Race is the one dimension wherein Our Kids definitively adds to Murray’s work. Coming Apart focuses on white families and towns, and brackets minorities, to forestall the suggestion that working-class outcomes have been driven down by racism or racial pathology. The technique is effective and Murray scores the point, but Putnam’s inclusion of black and Latino subjects allows him to investigate the advanced stages of social unraveling that white communities haven’t reached.

He walks the reader through the life and times of “Elijah,” a young black man from New Orleans who was untethered from family and any institutional support at age four. Weaving Elijah’s words into his own, Putnam illustrates how the socially gutted inner-city landscape left the young man without a guide or principles to handle “the different transitions he had to go through.” Putnam’s portrait of today’s black underclass demonstrates starker crime and deprivation than Murray’s narrow focus allowed, and amounts to a never-quite-spoken prophecy about the future of the white working class if current trends continue. The sting of the book’s title hits as one ponders the prophecy. The hardships and headaches that most Americans have always associated with the children of others, and specifically black others, are increasingly borne by “our kids.”

Nearly every sociological treatise ends with a proposed solution or two from the author, and Putnam steps up with a forty-page conclusion titled “What Is to Be Done?” He kicks off his plan for reviving the working class by commending Pope Francis for reminding us that caring for the poor is an urgent moral imperative. Amen, but that’s the easy part. It’s no surprise that the trouble begins as Putnam turns from letting the story of social decay tell itself to trying to dream up his own happy ending.

The first actionable point of his plan, for example, is advertising and subsidizing “long-acting reversible contraceptives” such as IUDs. He touts “changing the norm from childbearing by default to childbearing by design” as the answer to broken low-income homes. He continues by noting that IUDs are twenty times more effective than the pill at reducing unwanted pregnancies. But he never reckons with the fact that abortion, marketed to the underclass as another means of “planned parenthood,” has done little to slow their growth.

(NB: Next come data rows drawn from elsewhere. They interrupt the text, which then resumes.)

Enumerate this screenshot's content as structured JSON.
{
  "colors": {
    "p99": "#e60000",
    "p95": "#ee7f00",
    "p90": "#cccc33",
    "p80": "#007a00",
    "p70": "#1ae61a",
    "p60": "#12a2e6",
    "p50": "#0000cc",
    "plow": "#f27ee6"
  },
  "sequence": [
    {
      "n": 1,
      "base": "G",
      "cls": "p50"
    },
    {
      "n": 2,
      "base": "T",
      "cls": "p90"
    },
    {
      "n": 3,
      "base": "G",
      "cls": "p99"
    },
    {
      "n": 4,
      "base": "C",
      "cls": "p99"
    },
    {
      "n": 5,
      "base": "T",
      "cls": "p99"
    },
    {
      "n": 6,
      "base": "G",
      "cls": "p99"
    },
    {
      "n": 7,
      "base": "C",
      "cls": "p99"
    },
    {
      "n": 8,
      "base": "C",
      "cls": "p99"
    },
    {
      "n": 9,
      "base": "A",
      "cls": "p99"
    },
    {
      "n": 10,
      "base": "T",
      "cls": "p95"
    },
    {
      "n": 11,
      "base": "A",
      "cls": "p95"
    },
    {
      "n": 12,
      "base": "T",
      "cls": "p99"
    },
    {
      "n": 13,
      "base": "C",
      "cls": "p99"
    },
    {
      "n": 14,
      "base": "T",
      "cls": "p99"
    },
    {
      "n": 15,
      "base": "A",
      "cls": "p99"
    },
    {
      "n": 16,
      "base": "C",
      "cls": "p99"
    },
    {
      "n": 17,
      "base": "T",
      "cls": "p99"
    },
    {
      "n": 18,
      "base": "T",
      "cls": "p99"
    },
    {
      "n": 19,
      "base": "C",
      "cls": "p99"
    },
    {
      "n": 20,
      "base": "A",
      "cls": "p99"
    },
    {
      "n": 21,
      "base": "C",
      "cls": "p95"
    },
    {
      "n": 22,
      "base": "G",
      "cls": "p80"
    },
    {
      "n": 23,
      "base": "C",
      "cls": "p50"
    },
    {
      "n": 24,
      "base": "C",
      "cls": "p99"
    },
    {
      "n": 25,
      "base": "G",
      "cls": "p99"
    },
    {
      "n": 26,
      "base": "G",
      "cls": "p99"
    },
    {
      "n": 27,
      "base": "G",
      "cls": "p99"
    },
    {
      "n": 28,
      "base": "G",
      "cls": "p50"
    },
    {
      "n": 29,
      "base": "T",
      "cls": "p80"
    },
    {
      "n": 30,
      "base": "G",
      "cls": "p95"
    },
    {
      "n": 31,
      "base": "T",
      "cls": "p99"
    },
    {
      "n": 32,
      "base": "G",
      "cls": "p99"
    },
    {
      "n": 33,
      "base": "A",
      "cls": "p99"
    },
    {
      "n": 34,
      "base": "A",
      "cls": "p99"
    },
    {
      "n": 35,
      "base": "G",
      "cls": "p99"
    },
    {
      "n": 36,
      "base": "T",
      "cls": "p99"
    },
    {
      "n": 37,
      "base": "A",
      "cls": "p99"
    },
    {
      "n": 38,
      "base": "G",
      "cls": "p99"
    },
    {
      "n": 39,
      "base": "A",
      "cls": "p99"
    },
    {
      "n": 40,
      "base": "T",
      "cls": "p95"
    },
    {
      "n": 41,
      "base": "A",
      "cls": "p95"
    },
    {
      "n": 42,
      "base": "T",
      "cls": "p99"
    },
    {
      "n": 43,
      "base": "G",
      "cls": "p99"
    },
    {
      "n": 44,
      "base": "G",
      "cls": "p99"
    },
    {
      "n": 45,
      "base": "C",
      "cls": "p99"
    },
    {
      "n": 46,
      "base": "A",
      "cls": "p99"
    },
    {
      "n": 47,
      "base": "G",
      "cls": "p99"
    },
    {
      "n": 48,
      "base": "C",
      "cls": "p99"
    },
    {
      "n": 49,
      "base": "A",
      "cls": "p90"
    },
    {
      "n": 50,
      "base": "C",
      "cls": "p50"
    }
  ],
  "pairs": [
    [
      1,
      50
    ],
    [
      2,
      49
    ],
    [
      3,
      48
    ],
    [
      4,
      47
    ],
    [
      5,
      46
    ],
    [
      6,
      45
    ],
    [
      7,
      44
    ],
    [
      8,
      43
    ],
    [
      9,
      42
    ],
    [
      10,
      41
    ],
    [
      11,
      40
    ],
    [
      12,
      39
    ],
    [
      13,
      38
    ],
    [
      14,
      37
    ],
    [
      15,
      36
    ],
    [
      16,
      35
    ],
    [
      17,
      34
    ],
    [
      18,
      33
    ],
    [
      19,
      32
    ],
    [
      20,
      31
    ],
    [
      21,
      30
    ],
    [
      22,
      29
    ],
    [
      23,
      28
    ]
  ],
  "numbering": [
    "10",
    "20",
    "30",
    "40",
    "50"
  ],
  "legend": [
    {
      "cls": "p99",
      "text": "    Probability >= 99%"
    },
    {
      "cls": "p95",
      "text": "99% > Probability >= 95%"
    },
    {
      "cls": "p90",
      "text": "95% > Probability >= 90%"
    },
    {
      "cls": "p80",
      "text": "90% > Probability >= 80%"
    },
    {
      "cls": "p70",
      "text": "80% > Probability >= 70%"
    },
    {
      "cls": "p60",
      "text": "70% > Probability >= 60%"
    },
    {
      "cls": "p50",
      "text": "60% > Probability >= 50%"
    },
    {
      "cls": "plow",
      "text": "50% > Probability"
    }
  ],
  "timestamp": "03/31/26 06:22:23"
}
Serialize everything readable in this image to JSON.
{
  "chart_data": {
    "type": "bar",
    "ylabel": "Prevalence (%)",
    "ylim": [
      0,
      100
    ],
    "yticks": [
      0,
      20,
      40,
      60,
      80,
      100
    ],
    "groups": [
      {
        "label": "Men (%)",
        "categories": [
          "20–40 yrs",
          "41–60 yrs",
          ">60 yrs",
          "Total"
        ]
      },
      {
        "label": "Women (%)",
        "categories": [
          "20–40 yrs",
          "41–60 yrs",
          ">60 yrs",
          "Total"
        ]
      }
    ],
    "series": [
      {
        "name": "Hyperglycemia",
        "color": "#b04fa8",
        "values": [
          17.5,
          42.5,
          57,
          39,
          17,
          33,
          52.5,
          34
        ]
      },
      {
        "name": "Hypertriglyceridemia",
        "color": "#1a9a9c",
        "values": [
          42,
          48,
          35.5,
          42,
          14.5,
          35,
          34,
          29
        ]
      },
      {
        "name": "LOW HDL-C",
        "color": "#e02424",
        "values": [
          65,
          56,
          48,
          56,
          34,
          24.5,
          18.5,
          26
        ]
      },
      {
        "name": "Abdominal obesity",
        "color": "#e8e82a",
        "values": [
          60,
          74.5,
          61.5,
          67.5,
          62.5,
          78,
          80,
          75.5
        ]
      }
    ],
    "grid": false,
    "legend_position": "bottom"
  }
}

Putnam’s other recommendations fall into the same trap. Throughout the meat of Our Kids he wisely portrays the gap between the classes as having grown out of a lack of habits and self-understanding. But his solutions all presume that struggling Americans only need more resources and options to move past their hardships. The tax credits, day cares, and paid maternity leave he proposes would put today’s working-class kids closer to the old starting line, but only the subtle practices and the outlook he frames in the lives of his successful “counterpart” characters will help them run the race.

As the political theorist Yuval Levin described, the most remarkable part of America’s flourishing mid-twentieth century wasn’t our expanding social liberties or abundant wealth but the fact that we produced individuals with the character to use their liberty and wealth rather well, on every rung of the class ladder. The formula for character of this sort is self-restraint and commitment; much easier to describe than tax policy but much trickier to pull off on a massive scale. Putnam is naturally tempted to seek shortcuts to a working-class restoration. But if he allows his own facts and personalities to speak for themselves, he’ll hear them calling for something grander and more thoroughgoing than what policy can provide.